Google Chrome 13 moved today from the beta to the stable channel, delivering the new Instant Pages feature for quicker Google search results. Available to download for Windows, Mac, and Linux, Chrome 13 also comes with a long-missing print preview feature for Windows and Linux users, and location bar improvements on all platforms that let you search for sites in your history more effectively.
The pre-rendering technology that powers Instant Pages is based on Web standards, so while Google.com is likely the best-known site that uses it, the technology is available to other site developers.
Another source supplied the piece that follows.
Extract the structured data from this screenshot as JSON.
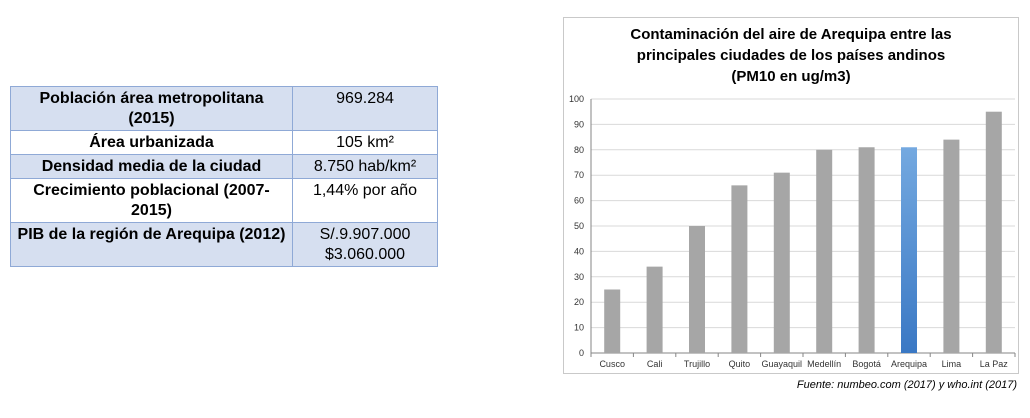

Print preview had been a small but glaring hole in Chrome's feature list. Chrome stable for Mac still doesn't have the feature, which is powered by the PDF reader that comes built into Chrome. Meanwhile, the improvements to the location bar--Omnibox in Google-speak--make your history more easily searchable.
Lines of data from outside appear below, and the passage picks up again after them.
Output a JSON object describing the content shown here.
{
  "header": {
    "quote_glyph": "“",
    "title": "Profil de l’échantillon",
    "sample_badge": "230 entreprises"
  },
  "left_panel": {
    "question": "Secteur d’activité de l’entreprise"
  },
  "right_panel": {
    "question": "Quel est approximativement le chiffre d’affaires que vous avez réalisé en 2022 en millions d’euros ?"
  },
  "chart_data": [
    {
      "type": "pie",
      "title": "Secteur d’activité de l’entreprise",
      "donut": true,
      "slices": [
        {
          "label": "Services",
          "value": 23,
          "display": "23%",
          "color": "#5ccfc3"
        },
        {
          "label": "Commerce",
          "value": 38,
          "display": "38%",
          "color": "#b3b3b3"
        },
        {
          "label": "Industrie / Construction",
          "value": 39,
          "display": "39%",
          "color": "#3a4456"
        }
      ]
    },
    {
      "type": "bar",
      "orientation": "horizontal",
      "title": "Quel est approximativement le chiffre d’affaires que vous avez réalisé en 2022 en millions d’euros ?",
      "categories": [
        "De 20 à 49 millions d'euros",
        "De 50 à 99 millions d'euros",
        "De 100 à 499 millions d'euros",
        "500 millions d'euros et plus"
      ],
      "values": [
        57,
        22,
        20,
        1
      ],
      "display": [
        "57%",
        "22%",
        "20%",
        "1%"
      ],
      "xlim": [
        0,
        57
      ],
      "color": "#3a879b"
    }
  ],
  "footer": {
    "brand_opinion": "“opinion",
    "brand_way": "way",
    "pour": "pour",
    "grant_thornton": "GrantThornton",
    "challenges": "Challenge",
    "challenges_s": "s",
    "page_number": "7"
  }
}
Chrome 13 stable also includes more than 5,200 improvements and bug fixes, along with 13 security fixes marked as "high" priority. Among these were a cross-origin script injection and cross-origin violation in base URI handling that netted $1,500 awards for the independent researchers who discovered them.
Chrome beta and Chrome dev are still on version 13 and version 14, respectively, although Google tends to update them to their next versions within a few days of updating the stable channel.
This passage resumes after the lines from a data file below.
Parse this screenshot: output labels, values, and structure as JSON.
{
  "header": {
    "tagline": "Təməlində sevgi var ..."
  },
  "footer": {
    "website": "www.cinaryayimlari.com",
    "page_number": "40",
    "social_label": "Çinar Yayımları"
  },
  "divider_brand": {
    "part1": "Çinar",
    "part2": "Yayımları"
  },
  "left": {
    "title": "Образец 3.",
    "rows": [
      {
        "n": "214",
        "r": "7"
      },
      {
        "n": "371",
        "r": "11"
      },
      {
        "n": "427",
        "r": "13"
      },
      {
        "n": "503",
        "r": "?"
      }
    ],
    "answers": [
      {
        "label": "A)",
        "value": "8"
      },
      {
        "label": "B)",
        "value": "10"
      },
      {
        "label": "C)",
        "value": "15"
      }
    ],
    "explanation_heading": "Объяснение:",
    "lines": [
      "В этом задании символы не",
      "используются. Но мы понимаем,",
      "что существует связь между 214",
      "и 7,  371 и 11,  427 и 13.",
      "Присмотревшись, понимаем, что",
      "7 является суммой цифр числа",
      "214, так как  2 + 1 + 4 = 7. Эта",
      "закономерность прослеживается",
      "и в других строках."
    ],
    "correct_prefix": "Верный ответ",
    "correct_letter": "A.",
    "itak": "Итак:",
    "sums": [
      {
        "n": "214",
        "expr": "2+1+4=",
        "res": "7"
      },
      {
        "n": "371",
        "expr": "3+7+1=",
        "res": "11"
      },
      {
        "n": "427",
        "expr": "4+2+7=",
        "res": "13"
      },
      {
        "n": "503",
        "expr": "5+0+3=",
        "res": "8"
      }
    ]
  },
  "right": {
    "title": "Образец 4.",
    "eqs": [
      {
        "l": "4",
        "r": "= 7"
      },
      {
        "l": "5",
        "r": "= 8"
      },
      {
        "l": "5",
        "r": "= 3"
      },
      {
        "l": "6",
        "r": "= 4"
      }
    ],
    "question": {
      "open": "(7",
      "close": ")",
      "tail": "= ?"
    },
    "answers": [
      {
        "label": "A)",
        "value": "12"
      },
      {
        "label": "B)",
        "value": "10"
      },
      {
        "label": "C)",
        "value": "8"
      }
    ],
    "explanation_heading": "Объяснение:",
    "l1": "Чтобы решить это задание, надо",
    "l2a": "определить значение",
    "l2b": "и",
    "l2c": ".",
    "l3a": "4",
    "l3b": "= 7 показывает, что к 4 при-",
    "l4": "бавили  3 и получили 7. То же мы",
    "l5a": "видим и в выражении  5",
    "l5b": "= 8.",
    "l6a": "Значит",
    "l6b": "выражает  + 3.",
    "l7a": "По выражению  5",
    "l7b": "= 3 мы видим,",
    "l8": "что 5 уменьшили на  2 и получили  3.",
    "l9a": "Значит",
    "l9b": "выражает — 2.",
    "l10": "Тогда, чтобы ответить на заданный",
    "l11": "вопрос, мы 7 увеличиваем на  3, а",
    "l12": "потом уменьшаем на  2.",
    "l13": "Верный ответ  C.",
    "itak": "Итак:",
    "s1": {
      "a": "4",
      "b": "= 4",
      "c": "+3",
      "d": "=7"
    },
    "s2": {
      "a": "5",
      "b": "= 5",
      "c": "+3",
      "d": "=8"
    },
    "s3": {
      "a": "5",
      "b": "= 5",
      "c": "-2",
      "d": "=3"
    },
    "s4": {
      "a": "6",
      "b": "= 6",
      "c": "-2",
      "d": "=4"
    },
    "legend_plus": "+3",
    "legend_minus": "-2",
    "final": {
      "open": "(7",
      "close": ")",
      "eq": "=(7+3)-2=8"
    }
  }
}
The Chrome browser's operating system sibling, Chrome OS, also is now on version 13 beta. Along with all the features in the current Chrome 13 beta, Google announced that it was aware of a 3G disconnection bug. The company advised rebooting the Chrome OS laptop as a workaround until a better solution had been found. The operating system also still lacks the promised offline support that was announced at Google I/O earlier this year. Offline support has been promised before the end of the summer.